Non-resident treatment
Former residents remain taxable on consultancy fees from Danish businesses they managed or owned within the past 5 years — an anti-exodus rule worth knowing before leaving.
Notes
- The 0% on interest and copyright royalties makes Denmark administratively clean for foreign bondholders and authors.
- Dividend-refund claims (from 27% to treaty rates) run through a heavily scrutinised process since the refund-fraud scandals — documentation standards are exacting.
- An EU-wide fast-refund system for excess withholding applies from 2030; Denmark has not yet transposed it.
- Board fees from Danish companies are always Danish-taxable, with no personal credit.
FAQ
What does Denmark withhold on dividends to foreign investors?

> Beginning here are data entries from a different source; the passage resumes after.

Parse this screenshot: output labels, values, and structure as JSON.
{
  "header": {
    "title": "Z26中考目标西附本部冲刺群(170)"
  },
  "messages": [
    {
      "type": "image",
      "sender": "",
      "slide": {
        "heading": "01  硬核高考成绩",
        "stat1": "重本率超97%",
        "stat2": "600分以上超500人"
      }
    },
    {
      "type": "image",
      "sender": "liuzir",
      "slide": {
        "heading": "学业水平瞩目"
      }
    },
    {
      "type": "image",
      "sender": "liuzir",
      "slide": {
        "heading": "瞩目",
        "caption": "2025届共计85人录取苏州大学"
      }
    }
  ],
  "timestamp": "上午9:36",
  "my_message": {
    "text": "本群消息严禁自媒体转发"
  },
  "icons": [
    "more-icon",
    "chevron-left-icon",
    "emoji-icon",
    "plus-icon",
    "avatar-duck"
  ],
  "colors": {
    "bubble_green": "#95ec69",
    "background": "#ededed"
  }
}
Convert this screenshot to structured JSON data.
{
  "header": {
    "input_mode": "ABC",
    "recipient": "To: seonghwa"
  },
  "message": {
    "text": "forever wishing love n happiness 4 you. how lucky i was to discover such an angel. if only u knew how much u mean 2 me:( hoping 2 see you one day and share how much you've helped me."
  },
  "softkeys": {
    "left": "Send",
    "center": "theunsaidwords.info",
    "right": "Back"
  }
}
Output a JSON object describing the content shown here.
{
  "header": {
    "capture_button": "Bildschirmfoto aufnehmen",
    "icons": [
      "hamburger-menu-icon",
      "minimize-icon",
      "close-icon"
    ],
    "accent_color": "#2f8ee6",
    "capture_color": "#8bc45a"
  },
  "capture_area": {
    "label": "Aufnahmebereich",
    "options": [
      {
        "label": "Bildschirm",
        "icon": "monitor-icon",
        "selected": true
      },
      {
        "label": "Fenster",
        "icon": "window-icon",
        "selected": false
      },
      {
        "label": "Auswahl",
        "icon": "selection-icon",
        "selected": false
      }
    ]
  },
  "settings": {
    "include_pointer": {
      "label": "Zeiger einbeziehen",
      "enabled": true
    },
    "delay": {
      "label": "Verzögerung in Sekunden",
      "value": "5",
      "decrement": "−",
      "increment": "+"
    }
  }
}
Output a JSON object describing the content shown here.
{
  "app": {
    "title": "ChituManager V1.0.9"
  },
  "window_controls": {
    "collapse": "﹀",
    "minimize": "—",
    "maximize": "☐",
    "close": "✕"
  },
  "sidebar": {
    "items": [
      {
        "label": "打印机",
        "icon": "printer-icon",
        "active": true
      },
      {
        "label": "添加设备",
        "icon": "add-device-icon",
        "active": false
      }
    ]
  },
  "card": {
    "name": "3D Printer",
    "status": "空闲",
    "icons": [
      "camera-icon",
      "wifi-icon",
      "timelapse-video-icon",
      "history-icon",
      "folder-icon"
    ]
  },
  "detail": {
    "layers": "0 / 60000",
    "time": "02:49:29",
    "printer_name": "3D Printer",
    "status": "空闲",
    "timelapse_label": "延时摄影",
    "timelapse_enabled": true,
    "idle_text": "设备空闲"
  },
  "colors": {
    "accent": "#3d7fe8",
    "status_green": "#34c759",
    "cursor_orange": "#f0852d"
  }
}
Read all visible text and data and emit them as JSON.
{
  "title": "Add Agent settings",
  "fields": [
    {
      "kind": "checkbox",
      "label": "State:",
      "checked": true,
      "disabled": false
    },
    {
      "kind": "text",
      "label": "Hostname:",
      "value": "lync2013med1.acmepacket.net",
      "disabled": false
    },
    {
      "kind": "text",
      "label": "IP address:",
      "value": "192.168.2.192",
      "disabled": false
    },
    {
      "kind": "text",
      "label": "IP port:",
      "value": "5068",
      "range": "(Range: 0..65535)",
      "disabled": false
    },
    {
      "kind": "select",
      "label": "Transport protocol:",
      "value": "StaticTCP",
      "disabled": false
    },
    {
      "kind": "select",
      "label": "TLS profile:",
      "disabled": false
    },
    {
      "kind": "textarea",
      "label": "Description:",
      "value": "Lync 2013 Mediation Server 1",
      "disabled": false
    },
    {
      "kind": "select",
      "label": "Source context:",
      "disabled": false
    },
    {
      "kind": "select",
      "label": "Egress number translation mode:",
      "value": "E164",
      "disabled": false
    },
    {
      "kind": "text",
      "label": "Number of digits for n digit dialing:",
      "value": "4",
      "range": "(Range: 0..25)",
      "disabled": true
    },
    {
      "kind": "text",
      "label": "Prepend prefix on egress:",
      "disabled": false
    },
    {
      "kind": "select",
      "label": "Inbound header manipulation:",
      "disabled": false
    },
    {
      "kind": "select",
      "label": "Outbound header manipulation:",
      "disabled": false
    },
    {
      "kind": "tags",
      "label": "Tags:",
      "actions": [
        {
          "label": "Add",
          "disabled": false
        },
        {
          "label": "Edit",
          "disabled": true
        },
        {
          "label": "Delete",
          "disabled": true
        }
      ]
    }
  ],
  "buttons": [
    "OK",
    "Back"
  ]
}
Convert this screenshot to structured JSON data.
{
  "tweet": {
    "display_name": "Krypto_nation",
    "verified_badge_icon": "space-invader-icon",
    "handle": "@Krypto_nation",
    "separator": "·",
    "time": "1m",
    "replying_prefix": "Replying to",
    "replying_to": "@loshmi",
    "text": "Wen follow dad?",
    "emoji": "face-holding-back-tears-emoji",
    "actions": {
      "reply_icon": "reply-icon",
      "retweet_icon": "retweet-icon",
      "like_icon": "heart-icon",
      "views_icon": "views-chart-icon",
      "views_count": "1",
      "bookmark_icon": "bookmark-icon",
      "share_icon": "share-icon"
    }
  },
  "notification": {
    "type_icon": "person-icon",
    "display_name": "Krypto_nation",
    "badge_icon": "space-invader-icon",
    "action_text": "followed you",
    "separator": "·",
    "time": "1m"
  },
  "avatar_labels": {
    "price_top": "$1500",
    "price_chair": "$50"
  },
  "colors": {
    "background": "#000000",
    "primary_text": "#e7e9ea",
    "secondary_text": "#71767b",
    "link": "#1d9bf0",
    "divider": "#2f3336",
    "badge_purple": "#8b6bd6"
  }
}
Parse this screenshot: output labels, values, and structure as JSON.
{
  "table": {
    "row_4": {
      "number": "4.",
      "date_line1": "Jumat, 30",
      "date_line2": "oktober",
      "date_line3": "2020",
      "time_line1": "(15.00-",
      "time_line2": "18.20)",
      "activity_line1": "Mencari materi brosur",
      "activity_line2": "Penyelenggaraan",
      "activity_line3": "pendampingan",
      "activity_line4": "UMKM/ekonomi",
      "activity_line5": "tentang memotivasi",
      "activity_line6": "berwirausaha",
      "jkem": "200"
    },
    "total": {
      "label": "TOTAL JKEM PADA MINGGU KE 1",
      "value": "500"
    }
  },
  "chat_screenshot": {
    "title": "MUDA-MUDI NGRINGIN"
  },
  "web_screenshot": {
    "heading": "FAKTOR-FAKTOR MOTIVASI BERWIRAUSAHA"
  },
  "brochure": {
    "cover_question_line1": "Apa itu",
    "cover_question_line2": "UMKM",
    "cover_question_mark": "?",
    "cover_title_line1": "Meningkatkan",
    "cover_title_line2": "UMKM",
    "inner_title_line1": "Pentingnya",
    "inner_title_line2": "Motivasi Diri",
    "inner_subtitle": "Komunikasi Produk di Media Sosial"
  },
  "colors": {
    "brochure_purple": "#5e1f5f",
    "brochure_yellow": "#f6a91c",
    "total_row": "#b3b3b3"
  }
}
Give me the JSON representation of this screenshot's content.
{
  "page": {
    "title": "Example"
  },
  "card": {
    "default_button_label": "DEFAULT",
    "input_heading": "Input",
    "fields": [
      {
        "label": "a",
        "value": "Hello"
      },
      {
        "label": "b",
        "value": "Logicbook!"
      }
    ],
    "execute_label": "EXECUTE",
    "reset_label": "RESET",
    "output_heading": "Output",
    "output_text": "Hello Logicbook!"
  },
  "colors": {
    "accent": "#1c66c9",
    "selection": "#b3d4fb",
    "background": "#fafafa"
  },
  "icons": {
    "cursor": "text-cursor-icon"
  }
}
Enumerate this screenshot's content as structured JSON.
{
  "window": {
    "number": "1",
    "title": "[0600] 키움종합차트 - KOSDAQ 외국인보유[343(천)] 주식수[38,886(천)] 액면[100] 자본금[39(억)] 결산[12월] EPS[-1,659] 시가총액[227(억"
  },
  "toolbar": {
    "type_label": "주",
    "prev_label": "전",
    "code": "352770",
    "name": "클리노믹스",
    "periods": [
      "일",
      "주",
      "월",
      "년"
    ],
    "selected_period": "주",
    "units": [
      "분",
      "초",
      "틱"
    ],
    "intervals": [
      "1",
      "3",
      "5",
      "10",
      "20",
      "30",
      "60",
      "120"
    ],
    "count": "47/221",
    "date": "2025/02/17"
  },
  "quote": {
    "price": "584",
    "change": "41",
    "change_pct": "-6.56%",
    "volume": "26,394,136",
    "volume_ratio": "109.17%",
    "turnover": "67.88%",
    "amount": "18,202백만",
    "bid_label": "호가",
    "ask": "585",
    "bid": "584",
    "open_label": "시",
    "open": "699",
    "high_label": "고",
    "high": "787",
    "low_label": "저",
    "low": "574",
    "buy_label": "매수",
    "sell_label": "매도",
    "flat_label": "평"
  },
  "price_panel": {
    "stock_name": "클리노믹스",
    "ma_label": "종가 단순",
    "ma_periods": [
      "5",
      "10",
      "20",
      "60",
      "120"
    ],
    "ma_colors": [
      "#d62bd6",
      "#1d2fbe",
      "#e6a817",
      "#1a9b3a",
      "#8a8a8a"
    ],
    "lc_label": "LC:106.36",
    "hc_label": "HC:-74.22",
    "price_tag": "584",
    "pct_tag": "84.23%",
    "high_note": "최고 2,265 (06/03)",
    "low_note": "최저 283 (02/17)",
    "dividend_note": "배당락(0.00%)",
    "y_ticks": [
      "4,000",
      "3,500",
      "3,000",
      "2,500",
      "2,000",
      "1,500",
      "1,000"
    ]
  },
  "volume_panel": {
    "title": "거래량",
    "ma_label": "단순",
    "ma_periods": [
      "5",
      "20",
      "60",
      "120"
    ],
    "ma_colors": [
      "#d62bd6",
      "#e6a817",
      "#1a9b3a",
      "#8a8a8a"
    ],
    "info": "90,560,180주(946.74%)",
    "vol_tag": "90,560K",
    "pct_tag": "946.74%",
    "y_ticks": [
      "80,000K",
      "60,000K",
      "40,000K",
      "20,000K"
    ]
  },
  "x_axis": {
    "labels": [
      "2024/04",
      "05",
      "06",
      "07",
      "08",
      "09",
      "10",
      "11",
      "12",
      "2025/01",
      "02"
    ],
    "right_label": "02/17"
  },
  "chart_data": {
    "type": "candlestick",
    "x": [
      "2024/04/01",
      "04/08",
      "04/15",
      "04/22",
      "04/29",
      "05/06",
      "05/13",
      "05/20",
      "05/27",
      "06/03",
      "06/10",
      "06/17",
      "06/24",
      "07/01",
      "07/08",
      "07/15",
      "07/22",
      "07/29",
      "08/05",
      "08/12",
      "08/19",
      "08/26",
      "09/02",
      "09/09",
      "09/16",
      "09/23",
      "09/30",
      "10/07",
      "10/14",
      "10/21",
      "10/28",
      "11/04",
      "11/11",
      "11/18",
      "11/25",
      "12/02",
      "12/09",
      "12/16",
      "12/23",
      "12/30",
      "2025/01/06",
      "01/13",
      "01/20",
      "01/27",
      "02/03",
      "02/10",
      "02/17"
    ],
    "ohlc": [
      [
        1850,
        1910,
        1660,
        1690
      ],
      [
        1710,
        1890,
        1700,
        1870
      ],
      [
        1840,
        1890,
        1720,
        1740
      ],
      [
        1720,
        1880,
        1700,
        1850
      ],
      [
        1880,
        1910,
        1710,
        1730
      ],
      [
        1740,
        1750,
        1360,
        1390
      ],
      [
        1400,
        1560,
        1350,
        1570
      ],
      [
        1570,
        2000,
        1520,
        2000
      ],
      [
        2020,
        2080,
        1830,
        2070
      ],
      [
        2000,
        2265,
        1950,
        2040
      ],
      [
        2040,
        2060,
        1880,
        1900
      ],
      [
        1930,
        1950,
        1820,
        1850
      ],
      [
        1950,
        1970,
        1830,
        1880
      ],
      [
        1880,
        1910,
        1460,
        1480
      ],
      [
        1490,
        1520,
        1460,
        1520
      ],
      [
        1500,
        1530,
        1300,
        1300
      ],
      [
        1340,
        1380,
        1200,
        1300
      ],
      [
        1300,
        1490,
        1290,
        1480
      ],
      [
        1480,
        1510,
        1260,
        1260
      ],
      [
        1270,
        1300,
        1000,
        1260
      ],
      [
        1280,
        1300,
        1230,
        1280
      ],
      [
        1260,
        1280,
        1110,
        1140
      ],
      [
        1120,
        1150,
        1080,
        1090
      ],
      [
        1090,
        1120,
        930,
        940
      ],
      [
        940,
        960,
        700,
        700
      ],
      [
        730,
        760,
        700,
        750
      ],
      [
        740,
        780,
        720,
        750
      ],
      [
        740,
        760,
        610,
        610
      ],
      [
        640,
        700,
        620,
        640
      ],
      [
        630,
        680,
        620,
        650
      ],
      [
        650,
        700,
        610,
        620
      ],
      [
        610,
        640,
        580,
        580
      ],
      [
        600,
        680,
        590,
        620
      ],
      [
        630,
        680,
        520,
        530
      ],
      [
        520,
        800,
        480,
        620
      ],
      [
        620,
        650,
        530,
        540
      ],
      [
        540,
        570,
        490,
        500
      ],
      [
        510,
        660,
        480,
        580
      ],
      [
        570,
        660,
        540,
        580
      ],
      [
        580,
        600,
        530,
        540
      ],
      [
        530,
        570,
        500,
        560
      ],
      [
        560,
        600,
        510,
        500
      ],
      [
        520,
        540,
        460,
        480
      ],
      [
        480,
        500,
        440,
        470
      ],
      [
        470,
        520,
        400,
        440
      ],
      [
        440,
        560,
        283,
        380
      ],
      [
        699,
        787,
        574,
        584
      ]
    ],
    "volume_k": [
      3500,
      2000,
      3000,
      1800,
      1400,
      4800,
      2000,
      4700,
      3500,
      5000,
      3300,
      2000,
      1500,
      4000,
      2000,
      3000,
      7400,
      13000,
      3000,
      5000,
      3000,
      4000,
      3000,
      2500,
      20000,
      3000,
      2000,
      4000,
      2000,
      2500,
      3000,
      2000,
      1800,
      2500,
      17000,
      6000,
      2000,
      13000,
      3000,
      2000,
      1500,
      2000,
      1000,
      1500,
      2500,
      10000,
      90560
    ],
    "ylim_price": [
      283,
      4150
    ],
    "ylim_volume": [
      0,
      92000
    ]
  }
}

27% at source — reduced to 15% for portfolio investors (under 10% stakes) resident in countries that exchange information with Denmark, and further by treaty.
Is Danish interest taxed for non-residents?
No — 0% withholding and no income tax on interest paid to non-resident individuals.
Figures: tax year 2026, compiled from public sources. Not tax advice.